Above: its first drawing
Video:
https://drive.google.com/file/d/0BxQcQe8eS5nub0JMUWJaR3NIS3ZVNTN4bTZYQjdmaWhSWUZB/view?usp=sharing
I set out to make some kind of machine that could draw using XY coordination, with the idea that it should also have interchangeable drawing heads, some of which would also have motorized components of their own (for example an attachment that would swing a drawing pencil back and forth in strokes, while itself being moved through XY axis plotting). I also wanted to program the machine such that it could be controlled with manual knobs, programmed with patterns to follow, or set to follow a vector image file.
I didn’t achieve all of these things, but I did assemble a functional XY axis plotter from scratch. One thing I vastly underestimated was the amount of time it would take to make, test, and adjust the mechanical components of the machine (that is, almost the full time of making the project). I also had trouble with getting the right kinds of motors, the first one I used wasn’t actually a stepper, and I had to cut it out and replace it. Then I found that the motors I had finally put in were not 360 degree steppers, which is what I really needed to have the components move back and forth as far as they were physically able, so the machine’s full plotting range was smaller than intended.

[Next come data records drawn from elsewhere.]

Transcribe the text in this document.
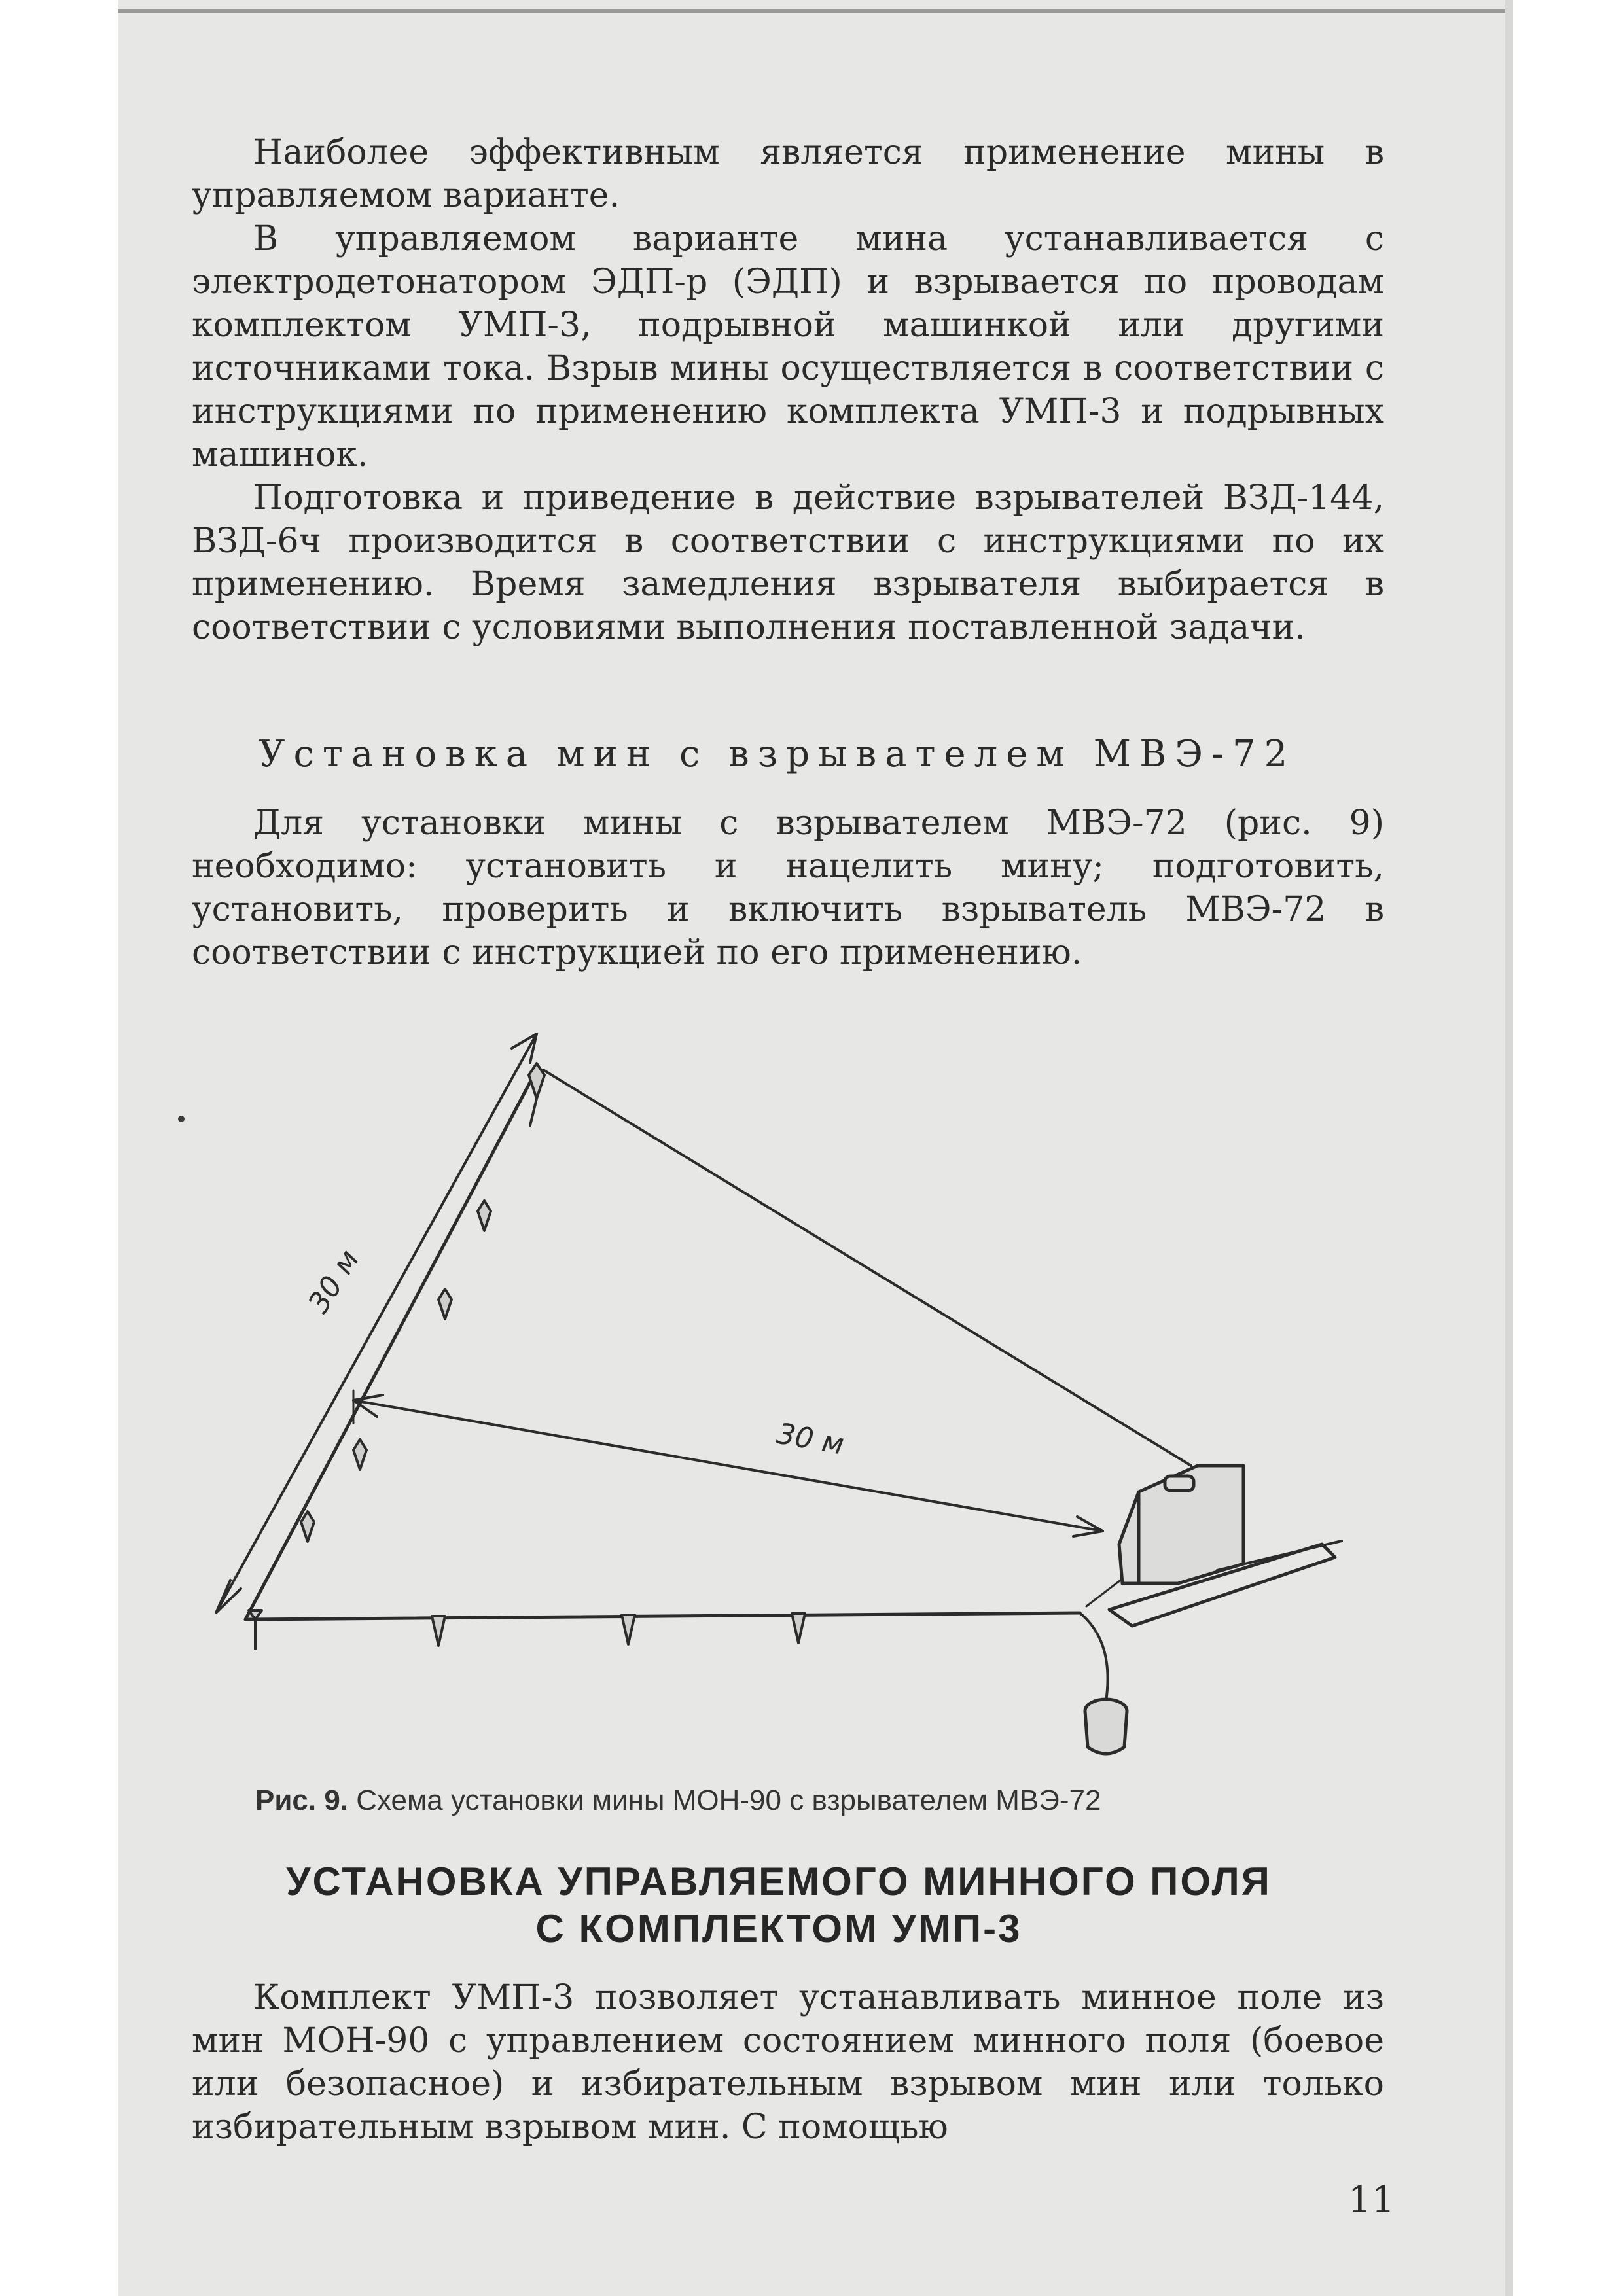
Наиболее эффективным является применение мины в управляемом варианте.

В управляемом варианте мина устанавливается с электродетонатором ЭДП-р (ЭДП) и взрывается по проводам комплектом УМП-3, подрывной машинкой или другими источниками тока. Взрыв мины осуществляется в соответствии с инструкциями по применению комплекта УМП-3 и подрывных машинок.

Подготовка и приведение в действие взрывателей ВЗД-144, ВЗД-6ч производится в соответствии с инструкциями по их применению. Время замедления взрывателя выбирается в соответствии с условиями выполнения поставленной задачи.

Установка мин с взрывателем МВЭ-72

Для установки мины с взрывателем МВЭ-72 (рис. 9) необходимо: установить и нацелить мину; подготовить, установить, проверить и включить взрыватель МВЭ-72 в соответствии с инструкцией по его применению.

30 м
30 м

Рис. 9. Схема установки мины МОН-90 с взрывателем МВЭ-72

УСТАНОВКА УПРАВЛЯЕМОГО МИННОГО ПОЛЯ
С КОМПЛЕКТОМ УМП-3

Комплект УМП-3 позволяет устанавливать минное поле из мин МОН-90 с управлением состоянием минного поля (боевое или безопасное) и избирательным взрывом мин или только избирательным взрывом мин. С помощью

11
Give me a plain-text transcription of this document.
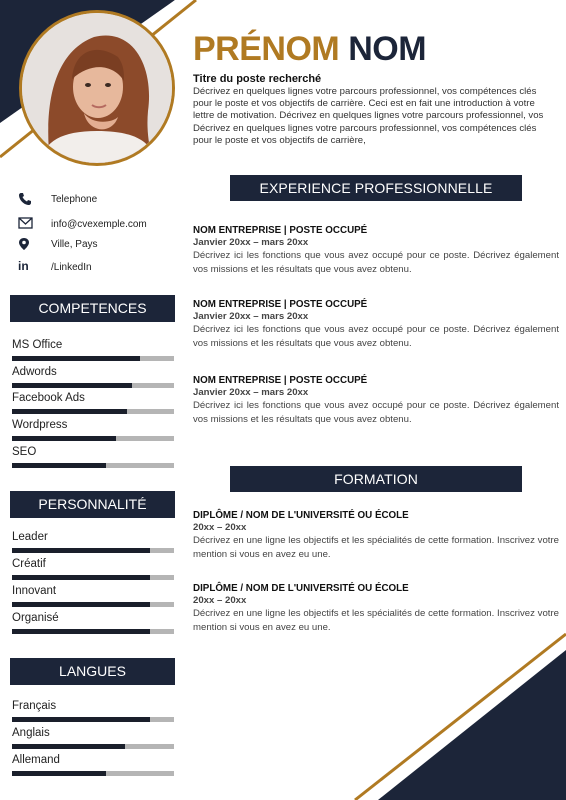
PRÉNOM NOM
Titre du poste recherché
Décrivez en quelques lignes votre parcours professionnel, vos compétences clés pour le poste et vos objectifs de carrière. Ceci est en fait une introduction à votre lettre de motivation. Décrivez en quelques lignes votre parcours professionnel, vos Décrivez en quelques lignes votre parcours professionnel, vos compétences clés pour le poste et vos objectifs de carrière,
Telephone
info@cvexemple.com
Ville, Pays
in	/LinkedIn
COMPETENCES
MS Office
Adwords
Facebook Ads
Wordpress
SEO
PERSONNALITÉ
Leader
Créatif
Innovant
Organisé
LANGUES
Français
Anglais
Allemand
EXPERIENCE PROFESSIONNELLE
NOM ENTREPRISE | POSTE OCCUPÉ
Janvier 20xx – mars 20xx
Décrivez ici les fonctions que vous avez occupé pour ce poste. Décrivez également vos missions et les résultats que vous avez obtenu.
NOM ENTREPRISE | POSTE OCCUPÉ
Janvier 20xx – mars 20xx
Décrivez ici les fonctions que vous avez occupé pour ce poste. Décrivez également vos missions et les résultats que vous avez obtenu.
NOM ENTREPRISE | POSTE OCCUPÉ
Janvier 20xx – mars 20xx
Décrivez ici les fonctions que vous avez occupé pour ce poste. Décrivez également vos missions et les résultats que vous avez obtenu.
FORMATION
DIPLÔME / NOM DE L'UNIVERSITÉ OU ÉCOLE
20xx – 20xx
Décrivez en une ligne les objectifs et les spécialités de cette formation. Inscrivez votre mention si vous en avez eu une.
DIPLÔME / NOM DE L'UNIVERSITÉ OU ÉCOLE
20xx – 20xx
Décrivez en une ligne les objectifs et les spécialités de cette formation. Inscrivez votre mention si vous en avez eu une.
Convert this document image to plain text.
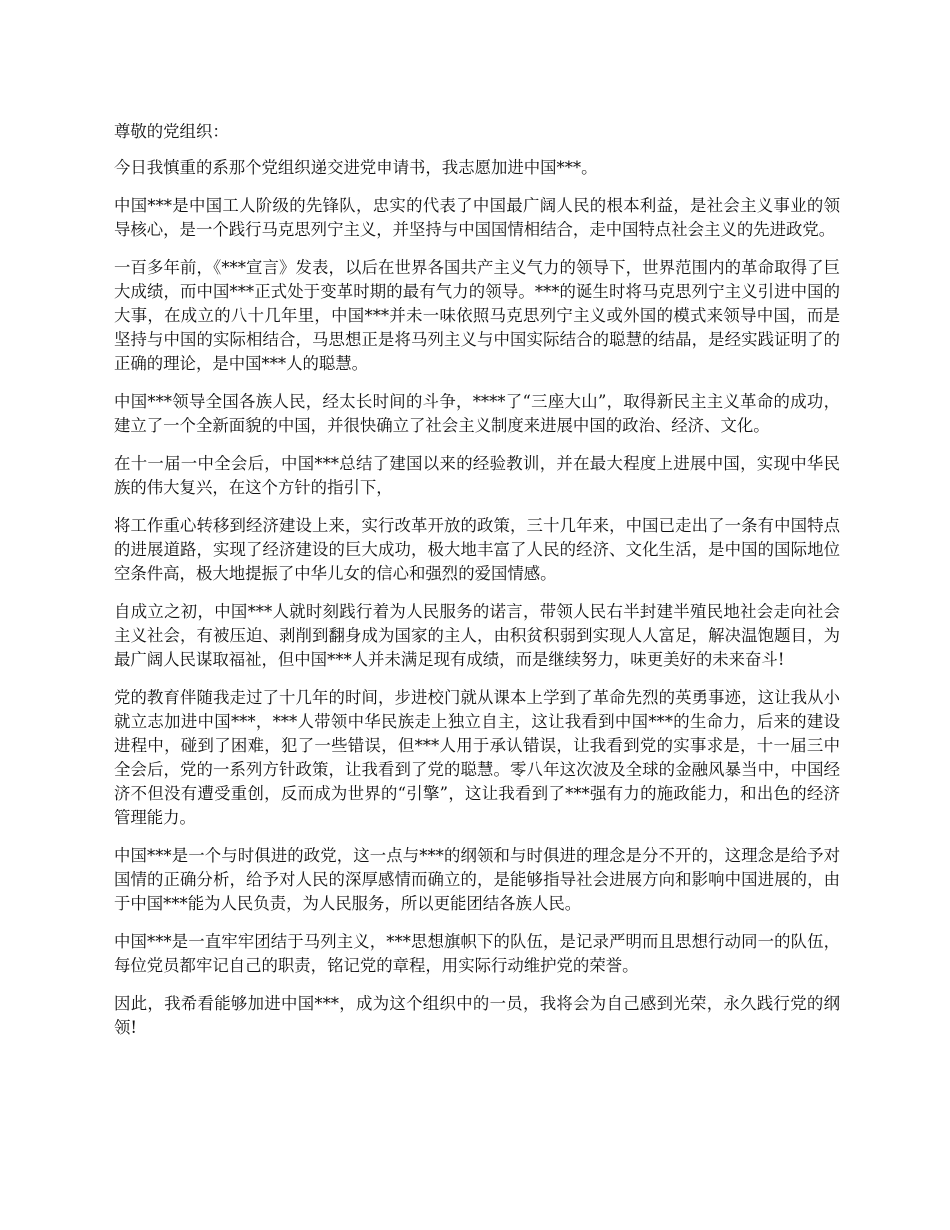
尊敬的党组织：

今日我慎重的系那个党组织递交进党申请书，我志愿加进中国***。

中国***是中国工人阶级的先锋队，忠实的代表了中国最广阔人民的根本利益，是社会主义事业的领导核心，是一个践行马克思列宁主义，并坚持与中国国情相结合，走中国特点社会主义的先进政党。

一百多年前，《***宣言》发表，以后在世界各国共产主义气力的领导下，世界范围内的革命取得了巨大成绩，而中国***正式处于变革时期的最有气力的领导。***的诞生时将马克思列宁主义引进中国的大事，在成立的八十几年里，中国***并未一味依照马克思列宁主义或外国的模式来领导中国，而是坚持与中国的实际相结合，马思想正是将马列主义与中国实际结合的聪慧的结晶，是经实践证明了的正确的理论，是中国***人的聪慧。

中国***领导全国各族人民，经太长时间的斗争，****了“三座大山”，取得新民主主义革命的成功，建立了一个全新面貌的中国，并很快确立了社会主义制度来进展中国的政治、经济、文化。

在十一届一中全会后，中国***总结了建国以来的经验教训，并在最大程度上进展中国，实现中华民族的伟大复兴，在这个方针的指引下，

将工作重心转移到经济建设上来，实行改革开放的政策，三十几年来，中国已走出了一条有中国特点的进展道路，实现了经济建设的巨大成功，极大地丰富了人民的经济、文化生活，是中国的国际地位空条件高，极大地提振了中华儿女的信心和强烈的爱国情感。

自成立之初，中国***人就时刻践行着为人民服务的诺言，带领人民右半封建半殖民地社会走向社会主义社会，有被压迫、剥削到翻身成为国家的主人，由积贫积弱到实现人人富足，解决温饱题目，为最广阔人民谋取福祉，但中国***人并未满足现有成绩，而是继续努力，味更美好的未来奋斗!

党的教育伴随我走过了十几年的时间，步进校门就从课本上学到了革命先烈的英勇事迹，这让我从小就立志加进中国***，***人带领中华民族走上独立自主，这让我看到中国***的生命力，后来的建设进程中，碰到了困难，犯了一些错误，但***人用于承认错误，让我看到党的实事求是，十一届三中全会后，党的一系列方针政策，让我看到了党的聪慧。零八年这次波及全球的金融风暴当中，中国经济不但没有遭受重创，反而成为世界的“引擎”，这让我看到了***强有力的施政能力，和出色的经济管理能力。

中国***是一个与时俱进的政党，这一点与***的纲领和与时俱进的理念是分不开的，这理念是给予对国情的正确分析，给予对人民的深厚感情而确立的，是能够指导社会进展方向和影响中国进展的，由于中国***能为人民负责，为人民服务，所以更能团结各族人民。

中国***是一直牢牢团结于马列主义，***思想旗帜下的队伍，是记录严明而且思想行动同一的队伍，每位党员都牢记自己的职责，铭记党的章程，用实际行动维护党的荣誉。

因此，我希看能够加进中国***，成为这个组织中的一员，我将会为自己感到光荣，永久践行党的纲领!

I also went the quick and dirty route, using cut cardboard and hot glue, pulley systems made with bolts as axels and makeshift sprockets rigged out of shaped wired. This meant the machine stuck and jittered a lot. In some ways this was expected, and also a happy accident. Any 3D printer or similar plotting apparatus could give me close to perfect XY movement, but this machine was more… shall we say, personal. No matter how well the XY plotting software was made, any drawing it made would be filled with mistakes where the marker caught on the paper, or the carriage got stuck for a moment, or the fishing line didn’t engage with the top motor as strongly as the bottom one. This I think makes for a more artistically interesting interaction between machine and mark making. I want this thing to be obviously incapable of drawing anything like a person could. I want it to draw in a way that only a fucked up robot could. I think if I tried to make a similar thing in the future I would make it out of dumber and more intentionally haphazard materials.